Si j'étais au pouvoir, je serais un gentil dictateur. Je serais un doux tyran qui régirait tout au profit du plus grand monde et, en particulier, selon les intérêts des milieux artistiques ou créatifs, littéraires, musicaux et toutes ces sortes de choses.
Par exemple, et c'est un exemple qui me vient à l'esprit alors que j'ai passé commande d'encre de chine et de pinceau (près de trente euros le pinceau, tout de même !), je ferais en sorte que les instruments de musique, les stylos, les ordinateurs, les tablettes graphiques, les toiles et chevalets, les aquarelles et les tubes de peinture, les crayons, les pinceaux, les feutres, les gommes, les encres, les papiers, tout ça et j'en oublie, serait gratuit. Voilà ce que je ferais.


Le bon despote que je serais aurait conscience que toute cette générosité aurait un coût pour le royaume (oui, je serais roi et j'habiterais dans un beau château que je ferais bâtir à Azerat après que j'aurais fait raser tout ce qui ne m'y plaît pas ou me dérange) et j'aurais une autre idée pour rétablir les finances.

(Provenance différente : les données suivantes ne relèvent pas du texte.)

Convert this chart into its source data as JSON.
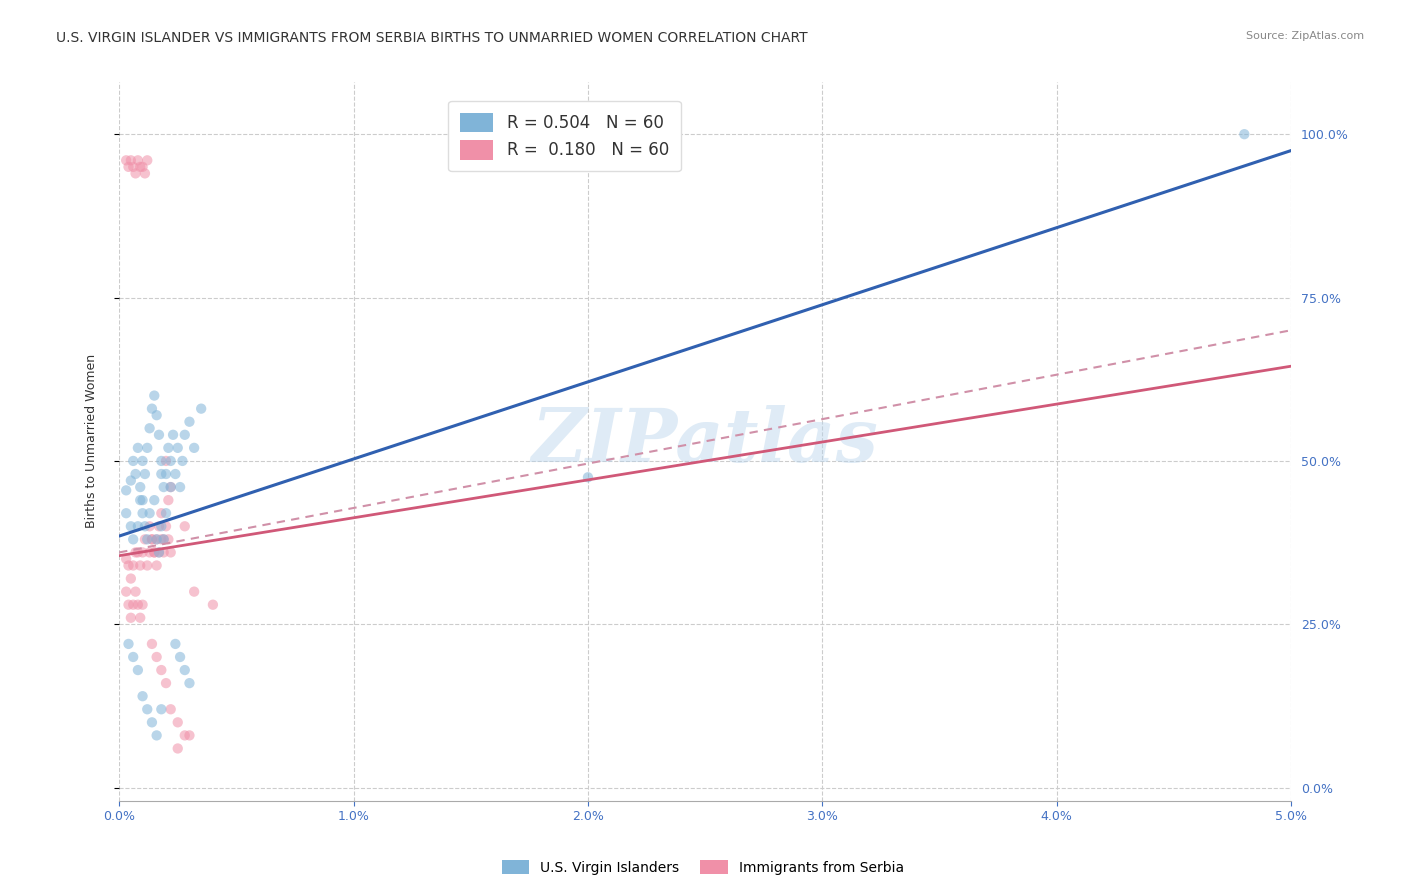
{
  "title": "U.S. VIRGIN ISLANDER VS IMMIGRANTS FROM SERBIA BIRTHS TO UNMARRIED WOMEN CORRELATION CHART",
  "source": "Source: ZipAtlas.com",
  "ylabel": "Births to Unmarried Women",
  "xlim": [
    0.0,
    0.05
  ],
  "ylim": [
    -0.02,
    1.08
  ],
  "watermark": "ZIPatlas",
  "blue_scatter_x": [
    0.0003,
    0.0005,
    0.0006,
    0.0007,
    0.0008,
    0.0009,
    0.001,
    0.001,
    0.0011,
    0.0012,
    0.0013,
    0.0014,
    0.0015,
    0.0016,
    0.0017,
    0.0018,
    0.0018,
    0.0019,
    0.002,
    0.0021,
    0.0022,
    0.0023,
    0.0024,
    0.0025,
    0.0026,
    0.0027,
    0.0028,
    0.003,
    0.0032,
    0.0035,
    0.0003,
    0.0005,
    0.0006,
    0.0008,
    0.0009,
    0.001,
    0.0011,
    0.0012,
    0.0013,
    0.0015,
    0.0016,
    0.0017,
    0.0018,
    0.0019,
    0.002,
    0.0022,
    0.0024,
    0.0026,
    0.0028,
    0.003,
    0.0004,
    0.0006,
    0.0008,
    0.001,
    0.0012,
    0.0014,
    0.0016,
    0.0018,
    0.02,
    0.048
  ],
  "blue_scatter_y": [
    0.455,
    0.47,
    0.5,
    0.48,
    0.52,
    0.46,
    0.5,
    0.44,
    0.48,
    0.52,
    0.55,
    0.58,
    0.6,
    0.57,
    0.54,
    0.5,
    0.48,
    0.46,
    0.48,
    0.52,
    0.5,
    0.54,
    0.48,
    0.52,
    0.46,
    0.5,
    0.54,
    0.56,
    0.52,
    0.58,
    0.42,
    0.4,
    0.38,
    0.4,
    0.44,
    0.42,
    0.4,
    0.38,
    0.42,
    0.44,
    0.38,
    0.36,
    0.4,
    0.38,
    0.42,
    0.46,
    0.22,
    0.2,
    0.18,
    0.16,
    0.22,
    0.2,
    0.18,
    0.14,
    0.12,
    0.1,
    0.08,
    0.12,
    0.475,
    1.0
  ],
  "pink_scatter_x": [
    0.0003,
    0.0004,
    0.0005,
    0.0006,
    0.0007,
    0.0008,
    0.0009,
    0.001,
    0.0011,
    0.0012,
    0.0013,
    0.0014,
    0.0015,
    0.0016,
    0.0017,
    0.0018,
    0.0019,
    0.002,
    0.0021,
    0.0022,
    0.0003,
    0.0004,
    0.0005,
    0.0006,
    0.0007,
    0.0008,
    0.0009,
    0.001,
    0.0011,
    0.0012,
    0.0013,
    0.0014,
    0.0015,
    0.0016,
    0.0017,
    0.0018,
    0.0019,
    0.002,
    0.0021,
    0.0022,
    0.0003,
    0.0004,
    0.0005,
    0.0006,
    0.0007,
    0.0008,
    0.0009,
    0.001,
    0.0014,
    0.0016,
    0.0018,
    0.002,
    0.0022,
    0.0025,
    0.0028,
    0.003,
    0.0028,
    0.0032,
    0.004,
    0.0025
  ],
  "pink_scatter_y": [
    0.96,
    0.95,
    0.96,
    0.95,
    0.94,
    0.96,
    0.95,
    0.95,
    0.94,
    0.96,
    0.4,
    0.38,
    0.36,
    0.38,
    0.4,
    0.42,
    0.38,
    0.5,
    0.44,
    0.46,
    0.35,
    0.34,
    0.32,
    0.34,
    0.36,
    0.36,
    0.34,
    0.36,
    0.38,
    0.34,
    0.36,
    0.38,
    0.36,
    0.34,
    0.36,
    0.38,
    0.36,
    0.4,
    0.38,
    0.36,
    0.3,
    0.28,
    0.26,
    0.28,
    0.3,
    0.28,
    0.26,
    0.28,
    0.22,
    0.2,
    0.18,
    0.16,
    0.12,
    0.1,
    0.08,
    0.08,
    0.4,
    0.3,
    0.28,
    0.06
  ],
  "blue_line_x": [
    0.0,
    0.05
  ],
  "blue_line_y0": 0.385,
  "blue_line_y1": 0.975,
  "pink_line_x": [
    0.0,
    0.05
  ],
  "pink_line_y0": 0.355,
  "pink_line_y1": 0.645,
  "pink_dashed_line_y0": 0.36,
  "pink_dashed_line_y1": 0.7,
  "scatter_alpha": 0.55,
  "scatter_size": 55,
  "blue_color": "#80b4d8",
  "pink_color": "#f090a8",
  "blue_line_color": "#3060b0",
  "pink_line_color": "#d05878",
  "pink_dash_color": "#d090a8",
  "grid_color": "#cccccc",
  "background_color": "#ffffff",
  "title_fontsize": 10,
  "axis_label_fontsize": 9,
  "tick_fontsize": 9,
  "tick_color": "#4472c4"
}
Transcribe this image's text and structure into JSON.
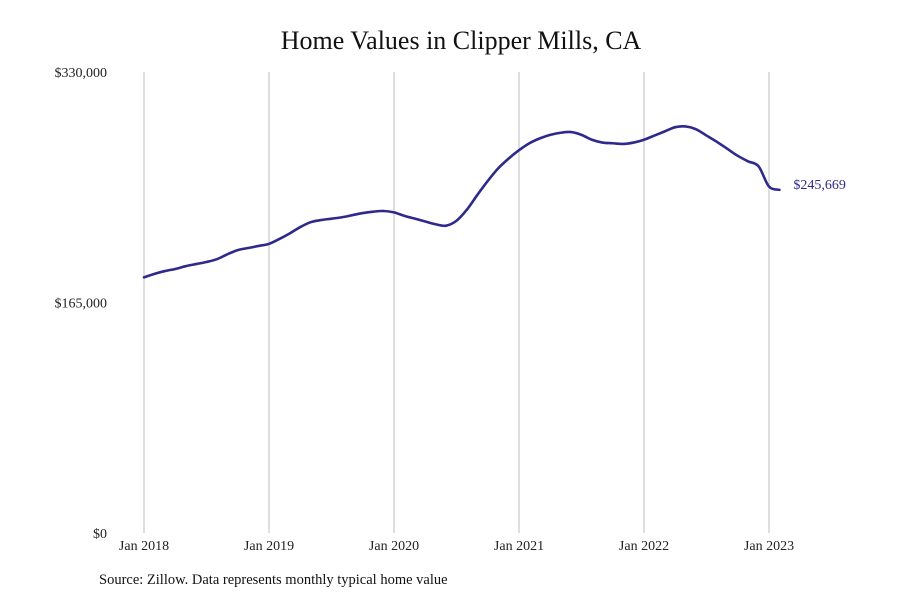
{
  "title": "Home Values in Clipper Mills, CA",
  "source_note": "Source: Zillow. Data represents monthly typical home value",
  "colors": {
    "line": "#2e2a8c",
    "grid": "#bdbdbd",
    "text": "#222222",
    "background": "#ffffff"
  },
  "chart_data": {
    "type": "line",
    "title": "Home Values in Clipper Mills, CA",
    "xlabel": "",
    "ylabel": "",
    "ylim": [
      0,
      330000
    ],
    "y_ticks": [
      {
        "value": 0,
        "label": "$0"
      },
      {
        "value": 165000,
        "label": "$165,000"
      },
      {
        "value": 330000,
        "label": "$330,000"
      }
    ],
    "x_ticks": [
      {
        "value": 2018.0,
        "label": "Jan 2018"
      },
      {
        "value": 2019.0,
        "label": "Jan 2019"
      },
      {
        "value": 2020.0,
        "label": "Jan 2020"
      },
      {
        "value": 2021.0,
        "label": "Jan 2021"
      },
      {
        "value": 2022.0,
        "label": "Jan 2022"
      },
      {
        "value": 2023.0,
        "label": "Jan 2023"
      }
    ],
    "xlim": [
      2018.0,
      2023.0
    ],
    "grid": {
      "vertical": true,
      "horizontal": false
    },
    "end_label": "$245,669",
    "series": [
      {
        "x": [
          "2018-01",
          "2018-02",
          "2018-03",
          "2018-04",
          "2018-05",
          "2018-06",
          "2018-07",
          "2018-08",
          "2018-09",
          "2018-10",
          "2018-11",
          "2018-12",
          "2019-01",
          "2019-02",
          "2019-03",
          "2019-04",
          "2019-05",
          "2019-06",
          "2019-07",
          "2019-08",
          "2019-09",
          "2019-10",
          "2019-11",
          "2019-12",
          "2020-01",
          "2020-02",
          "2020-03",
          "2020-04",
          "2020-05",
          "2020-06",
          "2020-07",
          "2020-08",
          "2020-09",
          "2020-10",
          "2020-11",
          "2020-12",
          "2021-01",
          "2021-02",
          "2021-03",
          "2021-04",
          "2021-05",
          "2021-06",
          "2021-07",
          "2021-08",
          "2021-09",
          "2021-10",
          "2021-11",
          "2021-12",
          "2022-01",
          "2022-02",
          "2022-03",
          "2022-04",
          "2022-05",
          "2022-06",
          "2022-07",
          "2022-08",
          "2022-09",
          "2022-10",
          "2022-11",
          "2022-12",
          "2023-01",
          "2023-02"
        ],
        "values": [
          183000,
          185500,
          187500,
          189000,
          191000,
          192500,
          194000,
          196000,
          199500,
          202500,
          204000,
          205500,
          207000,
          210500,
          214500,
          219000,
          222500,
          224000,
          225000,
          226000,
          227500,
          229000,
          230000,
          230500,
          229500,
          227000,
          225000,
          223000,
          221000,
          220000,
          223500,
          231500,
          242000,
          252000,
          261000,
          268000,
          274000,
          279000,
          282500,
          285000,
          286500,
          287000,
          285000,
          281500,
          279500,
          279000,
          278500,
          279500,
          281500,
          284500,
          287500,
          290500,
          291000,
          289000,
          284500,
          280000,
          275000,
          270000,
          266000,
          262500,
          248000,
          245669
        ]
      }
    ]
  }
}
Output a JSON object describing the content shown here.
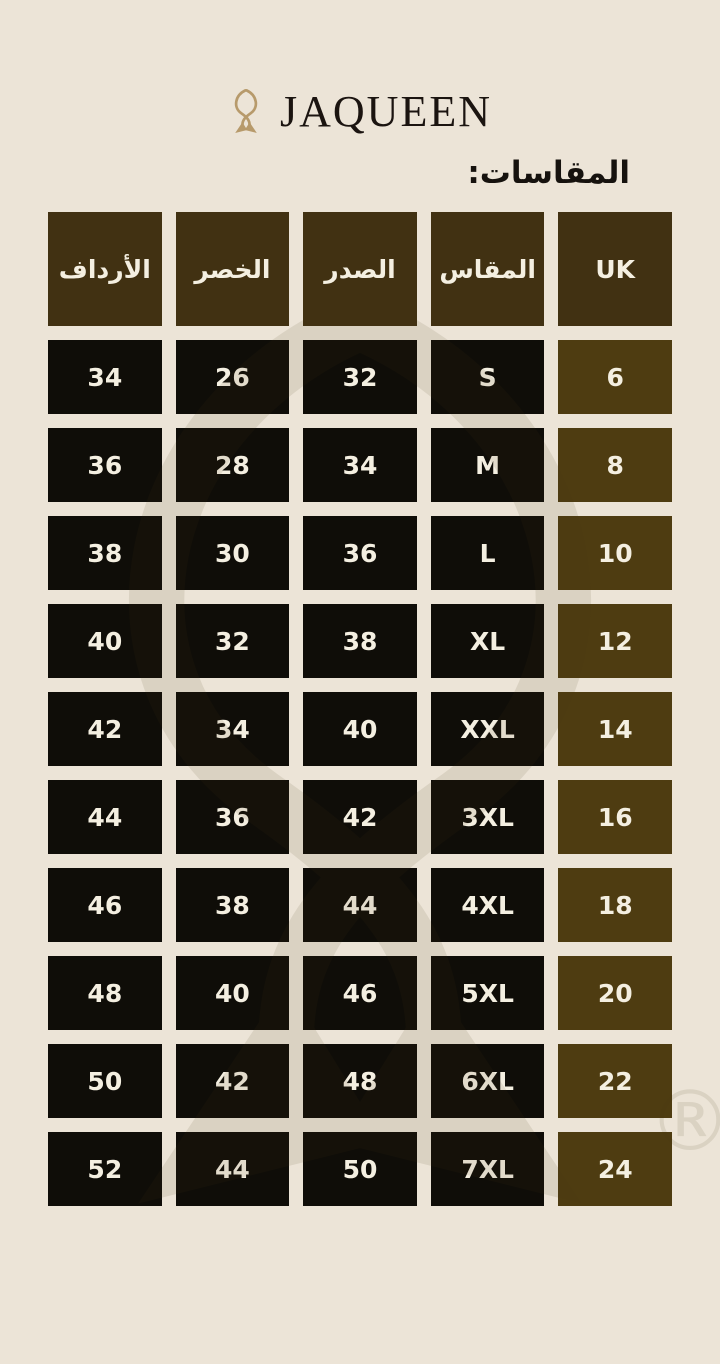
{
  "brand": {
    "name": "JAQUEEN",
    "icon": "jaqueen-monogram-icon"
  },
  "heading": "المقاسات:",
  "table": {
    "headers": [
      {
        "key": "uk",
        "label": "UK"
      },
      {
        "key": "size",
        "label": "المقاس"
      },
      {
        "key": "chest",
        "label": "الصدر"
      },
      {
        "key": "waist",
        "label": "الخصر"
      },
      {
        "key": "hips",
        "label": "الأرداف"
      }
    ],
    "rows": [
      {
        "uk": "6",
        "size": "S",
        "chest": "32",
        "waist": "26",
        "hips": "34"
      },
      {
        "uk": "8",
        "size": "M",
        "chest": "34",
        "waist": "28",
        "hips": "36"
      },
      {
        "uk": "10",
        "size": "L",
        "chest": "36",
        "waist": "30",
        "hips": "38"
      },
      {
        "uk": "12",
        "size": "XL",
        "chest": "38",
        "waist": "32",
        "hips": "40"
      },
      {
        "uk": "14",
        "size": "XXL",
        "chest": "40",
        "waist": "34",
        "hips": "42"
      },
      {
        "uk": "16",
        "size": "3XL",
        "chest": "42",
        "waist": "36",
        "hips": "44"
      },
      {
        "uk": "18",
        "size": "4XL",
        "chest": "44",
        "waist": "38",
        "hips": "46"
      },
      {
        "uk": "20",
        "size": "5XL",
        "chest": "46",
        "waist": "40",
        "hips": "48"
      },
      {
        "uk": "22",
        "size": "6XL",
        "chest": "48",
        "waist": "42",
        "hips": "50"
      },
      {
        "uk": "24",
        "size": "7XL",
        "chest": "50",
        "waist": "44",
        "hips": "52"
      }
    ]
  },
  "watermark": {
    "registered_mark": "®"
  },
  "colors": {
    "background": "#ece4d7",
    "header_cell": "#413112",
    "data_cell": "#0f0d08",
    "uk_cell": "#4e3c11",
    "cell_text": "#f4efe1",
    "logo_gold": "#b79a6b",
    "heading_text": "#16120e"
  },
  "chart_data": {
    "type": "table",
    "title": "المقاسات:",
    "column_order": "right-to-left",
    "columns": [
      "UK",
      "المقاس",
      "الصدر",
      "الخصر",
      "الأرداف"
    ],
    "rows": [
      [
        "6",
        "S",
        "32",
        "26",
        "34"
      ],
      [
        "8",
        "M",
        "34",
        "28",
        "36"
      ],
      [
        "10",
        "L",
        "36",
        "30",
        "38"
      ],
      [
        "12",
        "XL",
        "38",
        "32",
        "40"
      ],
      [
        "14",
        "XXL",
        "40",
        "34",
        "42"
      ],
      [
        "16",
        "3XL",
        "42",
        "36",
        "44"
      ],
      [
        "18",
        "4XL",
        "44",
        "38",
        "46"
      ],
      [
        "20",
        "5XL",
        "46",
        "40",
        "48"
      ],
      [
        "22",
        "6XL",
        "48",
        "42",
        "50"
      ],
      [
        "24",
        "7XL",
        "50",
        "44",
        "52"
      ]
    ]
  }
}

Je taxerais très très fortement tout ce qui a trait au sport. Les ballons de foutebale coûteraient au moins 30000 euros l'unité, les chaussures sportives seraient vendues à un prix largement prohibitif, les raquettes de tennis et les clubs de golf se monnaieraient fort cher. Cependant, les boules de pétanque, pour peu qu'elles soient utilisées dans un but récréatif après l'absorption d'une belle quantité de pastis, seraient épargnées.
De même, les produits de beauté, les vêtements "à la mode", les bijoux et fanfreluches seraient irrémédiablement taxés à plusieurs milliers de pour cent. En gros tout ce que je n'utiliserais pas, tout ce qui m'ennuierait, tout ce que je considérerais comme stupide, idiot, ridicule, inutile, serait soumis à des hausses de tarif incommensurables.